We don’t get along, we never really have.
I hate the thought of giving into Morpheus’ seduction
and the sound of a thousand yawns and inevitable,
“It’s Bed Time”, joyfully shouted as the radio
was switched off with glee, just as I was listening
to some news from a far off place, or the glimmer
of a new song that had caught my ear, all cut off in their prime
and with accompanying whine “Why aren’t you tired?”
Of course I am tired, for over forty years I have been shattered,
knackered, fit to drop, wiped out, whacked and finally worn out;
but bed and I just don’t get along.
It’s restful my arse, it aids recovery my backside,
Dreaming, ah now there’s the crux of it, dreaming aids the mind
To filter out the rubbish that is not needed in your life.
Dreams however are not always good, and the lottery,
the taking the chance of whether you end up kissing
an icon of the silver screen, her perfume intoxicating,
her lips blood red and tasting of strawberries and with sly
look in her eyes as she begs you to come
down with her to the local bar on the corner where you both
get hammered…
…is tempered by the thought of nightmares.
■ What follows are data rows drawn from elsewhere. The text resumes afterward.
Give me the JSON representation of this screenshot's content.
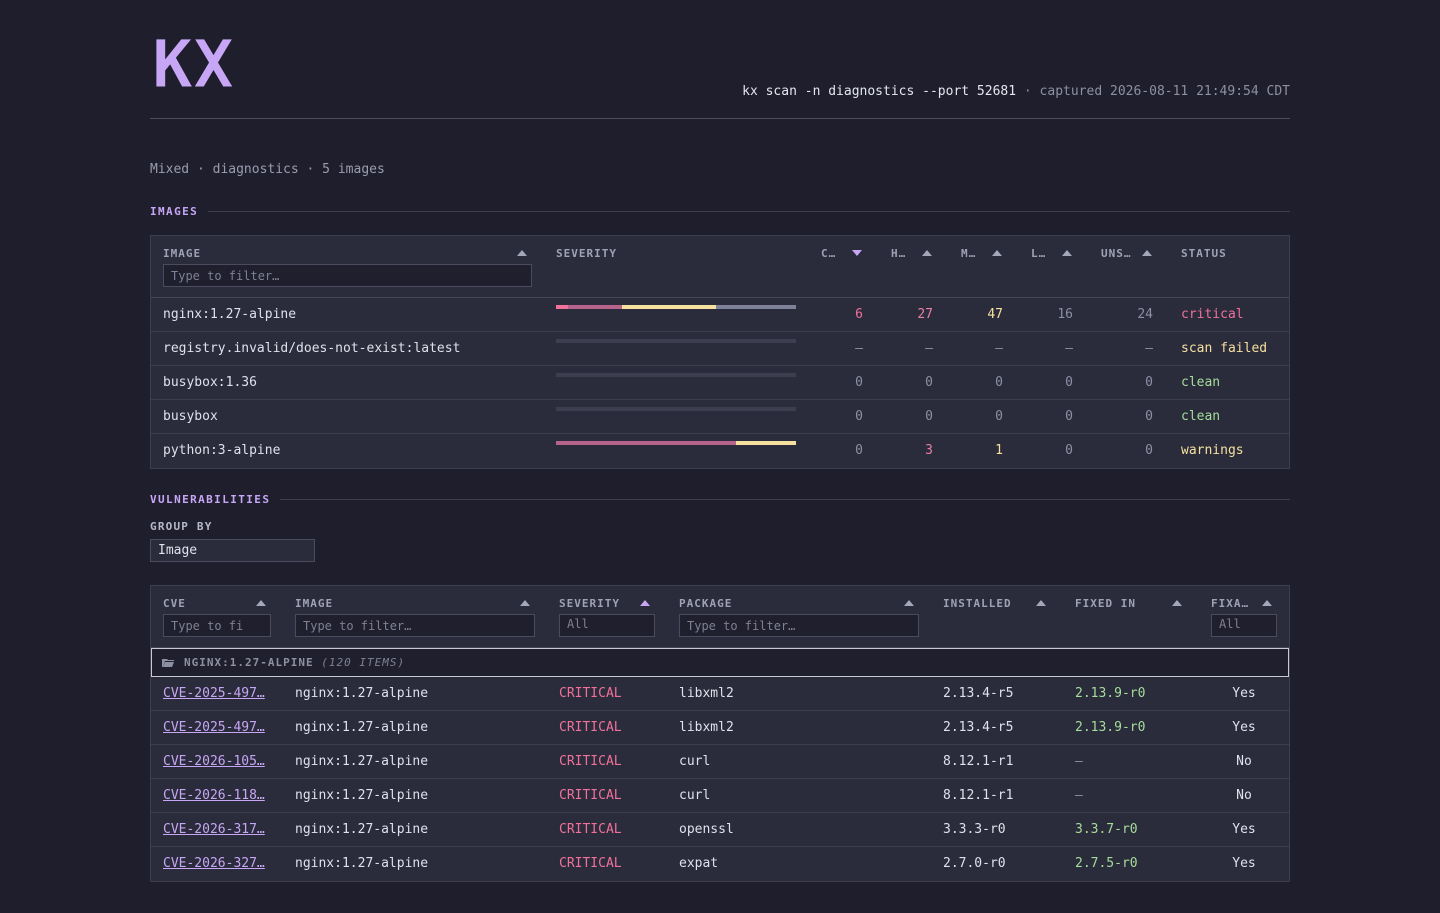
{
  "header": {
    "logo_text": "KX",
    "command": "kx scan -n diagnostics --port 52681",
    "captured": "captured 2026-08-11 21:49:54 CDT"
  },
  "subtitle": "Mixed · diagnostics · 5 images",
  "images_section": {
    "title": "IMAGES",
    "columns": {
      "image": "IMAGE",
      "severity": "SEVERITY",
      "critical": "C…",
      "high": "H…",
      "medium": "M…",
      "low": "L…",
      "unspecified": "UNS…",
      "status": "STATUS"
    },
    "filter_placeholder": "Type to filter…",
    "rows": [
      {
        "image": "nginx:1.27-alpine",
        "critical": "6",
        "high": "27",
        "medium": "47",
        "low": "16",
        "unspecified": "24",
        "status": "critical",
        "bar": [
          6,
          27,
          47,
          40
        ]
      },
      {
        "image": "registry.invalid/does-not-exist:latest",
        "critical": "–",
        "high": "–",
        "medium": "–",
        "low": "–",
        "unspecified": "–",
        "status": "scan failed",
        "bar": []
      },
      {
        "image": "busybox:1.36",
        "critical": "0",
        "high": "0",
        "medium": "0",
        "low": "0",
        "unspecified": "0",
        "status": "clean",
        "bar": []
      },
      {
        "image": "busybox",
        "critical": "0",
        "high": "0",
        "medium": "0",
        "low": "0",
        "unspecified": "0",
        "status": "clean",
        "bar": []
      },
      {
        "image": "python:3-alpine",
        "critical": "0",
        "high": "3",
        "medium": "1",
        "low": "0",
        "unspecified": "0",
        "status": "warnings",
        "bar": [
          0,
          3,
          1,
          0
        ]
      }
    ]
  },
  "vulns_section": {
    "title": "VULNERABILITIES",
    "group_by_label": "GROUP BY",
    "group_by_value": "Image",
    "columns": {
      "cve": "CVE",
      "image": "IMAGE",
      "severity": "SEVERITY",
      "package": "PACKAGE",
      "installed": "INSTALLED",
      "fixed_in": "FIXED IN",
      "fixable": "FIXA…"
    },
    "filters": {
      "cve_placeholder": "Type to fi",
      "image_placeholder": "Type to filter…",
      "severity_value": "All",
      "package_placeholder": "Type to filter…",
      "fixable_value": "All"
    },
    "group": {
      "name": "NGINX:1.27-ALPINE",
      "count": "(120 ITEMS)"
    },
    "rows": [
      {
        "cve": "CVE-2025-497…",
        "image": "nginx:1.27-alpine",
        "severity": "CRITICAL",
        "package": "libxml2",
        "installed": "2.13.4-r5",
        "fixed_in": "2.13.9-r0",
        "fixable": "Yes"
      },
      {
        "cve": "CVE-2025-497…",
        "image": "nginx:1.27-alpine",
        "severity": "CRITICAL",
        "package": "libxml2",
        "installed": "2.13.4-r5",
        "fixed_in": "2.13.9-r0",
        "fixable": "Yes"
      },
      {
        "cve": "CVE-2026-105…",
        "image": "nginx:1.27-alpine",
        "severity": "CRITICAL",
        "package": "curl",
        "installed": "8.12.1-r1",
        "fixed_in": "–",
        "fixable": "No"
      },
      {
        "cve": "CVE-2026-118…",
        "image": "nginx:1.27-alpine",
        "severity": "CRITICAL",
        "package": "curl",
        "installed": "8.12.1-r1",
        "fixed_in": "–",
        "fixable": "No"
      },
      {
        "cve": "CVE-2026-317…",
        "image": "nginx:1.27-alpine",
        "severity": "CRITICAL",
        "package": "openssl",
        "installed": "3.3.3-r0",
        "fixed_in": "3.3.7-r0",
        "fixable": "Yes"
      },
      {
        "cve": "CVE-2026-327…",
        "image": "nginx:1.27-alpine",
        "severity": "CRITICAL",
        "package": "expat",
        "installed": "2.7.0-r0",
        "fixed_in": "2.7.5-r0",
        "fixable": "Yes"
      }
    ]
  },
  "colors": {
    "accent": "#c7a6f5",
    "critical": "#f0719a",
    "high": "#b5638a",
    "medium": "#f6e0a0",
    "low": "#7d8199",
    "clean": "#a6dd9a"
  }
}
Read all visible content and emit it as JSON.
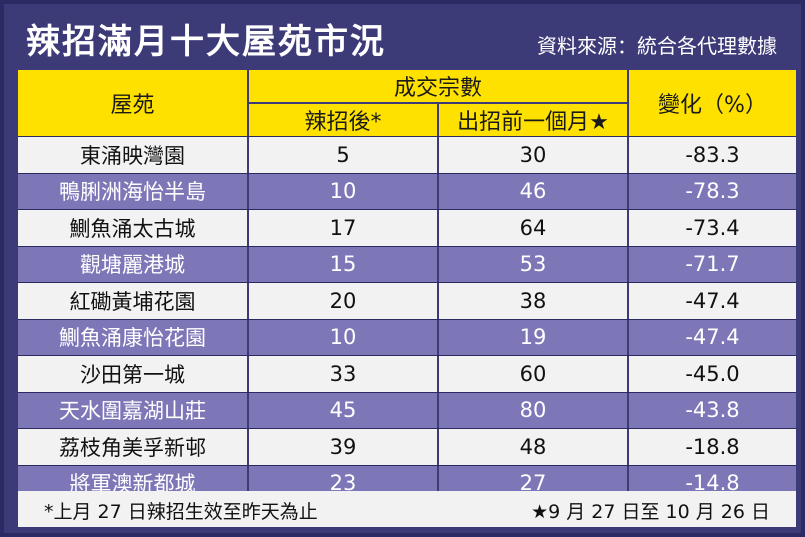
{
  "title": "辣招滿月十大屋苑市況",
  "source": "資料來源：統合各代理數據",
  "colors": {
    "background": "#3d3a78",
    "header": "#ffe100",
    "row_light": "#f2f2f2",
    "row_dark": "#7d77b8"
  },
  "header": {
    "estate": "屋苑",
    "transactions": "成交宗數",
    "after": "辣招後*",
    "before": "出招前一個月★",
    "change": "變化（%）"
  },
  "rows": [
    {
      "estate": "東涌映灣園",
      "after": "5",
      "before": "30",
      "change": "-83.3"
    },
    {
      "estate": "鴨脷洲海怡半島",
      "after": "10",
      "before": "46",
      "change": "-78.3"
    },
    {
      "estate": "鰂魚涌太古城",
      "after": "17",
      "before": "64",
      "change": "-73.4"
    },
    {
      "estate": "觀塘麗港城",
      "after": "15",
      "before": "53",
      "change": "-71.7"
    },
    {
      "estate": "紅磡黃埔花園",
      "after": "20",
      "before": "38",
      "change": "-47.4"
    },
    {
      "estate": "鰂魚涌康怡花園",
      "after": "10",
      "before": "19",
      "change": "-47.4"
    },
    {
      "estate": "沙田第一城",
      "after": "33",
      "before": "60",
      "change": "-45.0"
    },
    {
      "estate": "天水圍嘉湖山莊",
      "after": "45",
      "before": "80",
      "change": "-43.8"
    },
    {
      "estate": "荔枝角美孚新邨",
      "after": "39",
      "before": "48",
      "change": "-18.8"
    },
    {
      "estate": "將軍澳新都城",
      "after": "23",
      "before": "27",
      "change": "-14.8"
    }
  ],
  "footer": {
    "note_left": "*上月 27 日辣招生效至昨天為止",
    "note_right": "★9 月 27 日至 10 月 26 日"
  }
}
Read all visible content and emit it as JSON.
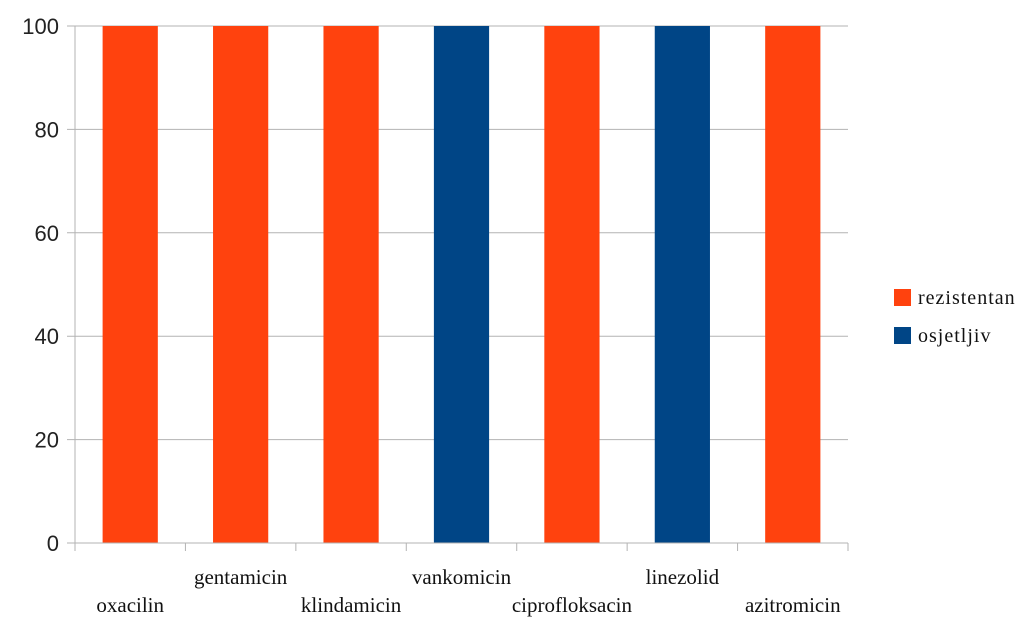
{
  "chart_data": {
    "type": "bar",
    "categories": [
      "oxacilin",
      "gentamicin",
      "klindamicin",
      "vankomicin",
      "ciprofloksacin",
      "linezolid",
      "azitromicin"
    ],
    "series": [
      {
        "name": "rezistentan",
        "color": "#ff420e",
        "values": [
          100,
          100,
          100,
          0,
          100,
          0,
          100
        ]
      },
      {
        "name": "osjetljiv",
        "color": "#004586",
        "values": [
          0,
          0,
          0,
          100,
          0,
          100,
          0
        ]
      }
    ],
    "yticks": [
      "0",
      "20",
      "40",
      "60",
      "80",
      "100"
    ],
    "ylim": [
      0,
      100
    ],
    "grid": true,
    "legend_position": "right",
    "title": "",
    "xlabel": "",
    "ylabel": ""
  }
}
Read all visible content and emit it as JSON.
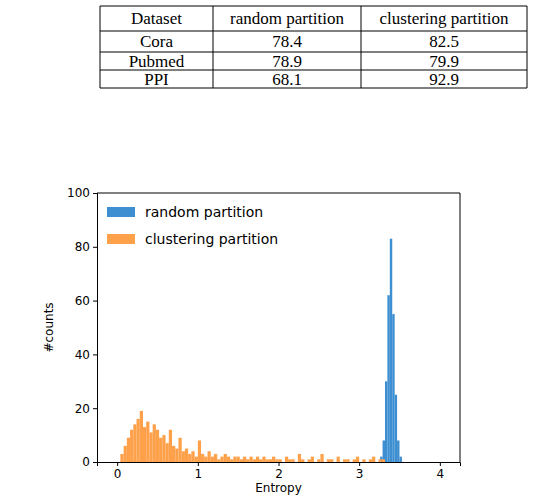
{
  "table": {
    "columns": [
      "Dataset",
      "random partition",
      "clustering partition"
    ],
    "rows": [
      [
        "Cora",
        78.4,
        82.5
      ],
      [
        "Pubmed",
        78.9,
        79.9
      ],
      [
        "PPI",
        68.1,
        92.9
      ]
    ]
  },
  "chart_data": {
    "type": "histogram",
    "x_label": "Entropy",
    "y_label": "#counts",
    "xlim": [
      -0.25,
      4.25
    ],
    "xticks": [
      0,
      1,
      2,
      3,
      4
    ],
    "ylim": [
      0,
      100
    ],
    "yticks": [
      0,
      20,
      40,
      60,
      80,
      100
    ],
    "legend": "upper left",
    "series": [
      {
        "name": "random partition",
        "color": "#3d8fd1",
        "bins": [
          3.26,
          3.29,
          3.32,
          3.35,
          3.38,
          3.41,
          3.44,
          3.47,
          3.5,
          3.53
        ],
        "values": [
          2,
          8,
          30,
          62,
          83,
          55,
          25,
          8,
          2
        ]
      },
      {
        "name": "clustering partition",
        "color": "#ffa04a",
        "bins": [
          0.04,
          0.08,
          0.12,
          0.16,
          0.2,
          0.24,
          0.28,
          0.32,
          0.36,
          0.4,
          0.44,
          0.48,
          0.52,
          0.56,
          0.6,
          0.64,
          0.68,
          0.72,
          0.76,
          0.8,
          0.84,
          0.88,
          0.92,
          0.96,
          1.0,
          1.04,
          1.08,
          1.12,
          1.16,
          1.2,
          1.24,
          1.28,
          1.32,
          1.36,
          1.4,
          1.44,
          1.48,
          1.52,
          1.56,
          1.6,
          1.64,
          1.68,
          1.72,
          1.76,
          1.8,
          1.84,
          1.88,
          1.92,
          1.96,
          2.0,
          2.04,
          2.08,
          2.12,
          2.16,
          2.2,
          2.24,
          2.28,
          2.32,
          2.36,
          2.4,
          2.44,
          2.48,
          2.52,
          2.56,
          2.6,
          2.64,
          2.68,
          2.72,
          2.76,
          2.8,
          2.84,
          2.88,
          2.92,
          2.96,
          3.0,
          3.04,
          3.08,
          3.12,
          3.16,
          3.2,
          3.24,
          3.28,
          3.32
        ],
        "values": [
          3,
          6,
          9,
          12,
          14,
          16,
          19,
          13,
          15,
          11,
          14,
          12,
          9,
          10,
          7,
          12,
          6,
          5,
          9,
          4,
          5,
          3,
          4,
          2,
          8,
          3,
          2,
          4,
          2,
          3,
          1,
          2,
          3,
          2,
          1,
          2,
          2,
          1,
          2,
          1,
          2,
          1,
          2,
          1,
          2,
          1,
          1,
          2,
          1,
          1,
          0,
          2,
          1,
          1,
          0,
          3,
          1,
          0,
          1,
          2,
          0,
          1,
          3,
          0,
          1,
          1,
          0,
          2,
          0,
          1,
          1,
          0,
          1,
          2,
          0,
          1,
          0,
          1,
          2,
          0,
          1,
          1
        ]
      }
    ]
  }
}
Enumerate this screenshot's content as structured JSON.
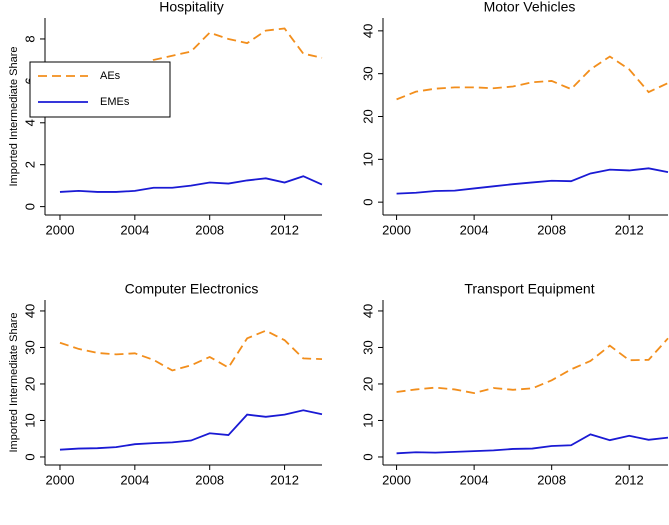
{
  "chart_data": [
    {
      "type": "line",
      "title": "Hospitality",
      "y_label": "Imported Intermediate Share",
      "x": [
        2000,
        2001,
        2002,
        2003,
        2004,
        2005,
        2006,
        2007,
        2008,
        2009,
        2010,
        2011,
        2012,
        2013,
        2014
      ],
      "series": [
        {
          "name": "AEs",
          "color": "#f28e1c",
          "style": "dashed",
          "values": [
            6.0,
            6.3,
            6.3,
            6.4,
            6.4,
            7.0,
            7.2,
            7.4,
            8.3,
            8.0,
            7.8,
            8.4,
            8.5,
            7.3,
            7.1
          ]
        },
        {
          "name": "EMEs",
          "color": "#1a1ad4",
          "style": "solid",
          "values": [
            0.7,
            0.75,
            0.7,
            0.7,
            0.75,
            0.9,
            0.9,
            1.0,
            1.15,
            1.1,
            1.25,
            1.35,
            1.15,
            1.45,
            1.05
          ]
        }
      ],
      "xlim": [
        1999.2,
        2014
      ],
      "xticks": [
        2000,
        2004,
        2008,
        2012
      ],
      "ylim": [
        -0.4,
        9
      ],
      "yticks": [
        0,
        2,
        4,
        6,
        8
      ],
      "legend": "upper left"
    },
    {
      "type": "line",
      "title": "Motor Vehicles",
      "x": [
        2000,
        2001,
        2002,
        2003,
        2004,
        2005,
        2006,
        2007,
        2008,
        2009,
        2010,
        2011,
        2012,
        2013,
        2014
      ],
      "series": [
        {
          "color": "#f28e1c",
          "style": "dashed",
          "values": [
            24,
            25.8,
            26.5,
            26.8,
            26.8,
            26.6,
            27,
            28,
            28.3,
            26.4,
            31,
            34,
            31,
            25.7,
            27.8
          ]
        },
        {
          "color": "#1a1ad4",
          "style": "solid",
          "values": [
            2,
            2.2,
            2.6,
            2.7,
            3.2,
            3.7,
            4.2,
            4.6,
            5,
            4.9,
            6.7,
            7.6,
            7.4,
            7.9,
            7.0
          ]
        }
      ],
      "xlim": [
        1999.3,
        2014
      ],
      "xticks": [
        2000,
        2004,
        2008,
        2012
      ],
      "ylim": [
        -3,
        43
      ],
      "yticks": [
        0,
        10,
        20,
        30,
        40
      ]
    },
    {
      "type": "line",
      "title": "Computer Electronics",
      "y_label": "Imported Intermediate Share",
      "x": [
        2000,
        2001,
        2002,
        2003,
        2004,
        2005,
        2006,
        2007,
        2008,
        2009,
        2010,
        2011,
        2012,
        2013,
        2014
      ],
      "series": [
        {
          "color": "#f28e1c",
          "style": "dashed",
          "values": [
            31.3,
            29.6,
            28.5,
            28.1,
            28.4,
            26.6,
            23.7,
            25.1,
            27.4,
            24.5,
            32.5,
            34.6,
            32,
            27,
            26.8
          ]
        },
        {
          "color": "#1a1ad4",
          "style": "solid",
          "values": [
            2,
            2.3,
            2.4,
            2.7,
            3.5,
            3.8,
            4,
            4.5,
            6.5,
            6,
            11.6,
            11,
            11.6,
            12.8,
            11.7
          ]
        }
      ],
      "xlim": [
        1999.2,
        2014
      ],
      "xticks": [
        2000,
        2004,
        2008,
        2012
      ],
      "ylim": [
        -2.2,
        43
      ],
      "yticks": [
        0,
        10,
        20,
        30,
        40
      ]
    },
    {
      "type": "line",
      "title": "Transport Equipment",
      "x": [
        2000,
        2001,
        2002,
        2003,
        2004,
        2005,
        2006,
        2007,
        2008,
        2009,
        2010,
        2011,
        2012,
        2013,
        2014
      ],
      "series": [
        {
          "color": "#f28e1c",
          "style": "dashed",
          "values": [
            17.8,
            18.5,
            19,
            18.5,
            17.5,
            18.9,
            18.4,
            18.8,
            21,
            24,
            26.3,
            30.5,
            26.5,
            26.6,
            32.5
          ]
        },
        {
          "color": "#1a1ad4",
          "style": "solid",
          "values": [
            1.0,
            1.3,
            1.2,
            1.4,
            1.6,
            1.8,
            2.2,
            2.3,
            3,
            3.2,
            6.2,
            4.6,
            5.8,
            4.7,
            5.3
          ]
        }
      ],
      "xlim": [
        1999.3,
        2014
      ],
      "xticks": [
        2000,
        2004,
        2008,
        2012
      ],
      "ylim": [
        -2.2,
        43
      ],
      "yticks": [
        0,
        10,
        20,
        30,
        40
      ]
    }
  ]
}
Take your pick,
A cheek offered by Lauren Bacall, the whisper of piano music
playing sweetly as you close your eyes or
being immersed up to your neck fully naked as bugs
crawl and slither all over your body, the biting causing pain
which isn’t real but feels red hot and a loud scream forces
your lips apart for which a spider lays her pulsating eggs in.
Or…the empty house, full of rooms, dusty, grimy,
unlit for decades until you walk in through the shadows,
the shadows where the Devil eats you alive
and tempts you to witness the pit in all its glory,
the furnace which feeds your nightmares and forces
you to shiver alone in bed.
The small kiss of a beautiful woman or the Devil
hammering home the spike which wakes you up
a couple of hours after laying your head down on a hard pillow…
Sleep and I do not get on, and yet I understand
to have a smile from a monochrome idol
you have to also take tea with the colourful demon.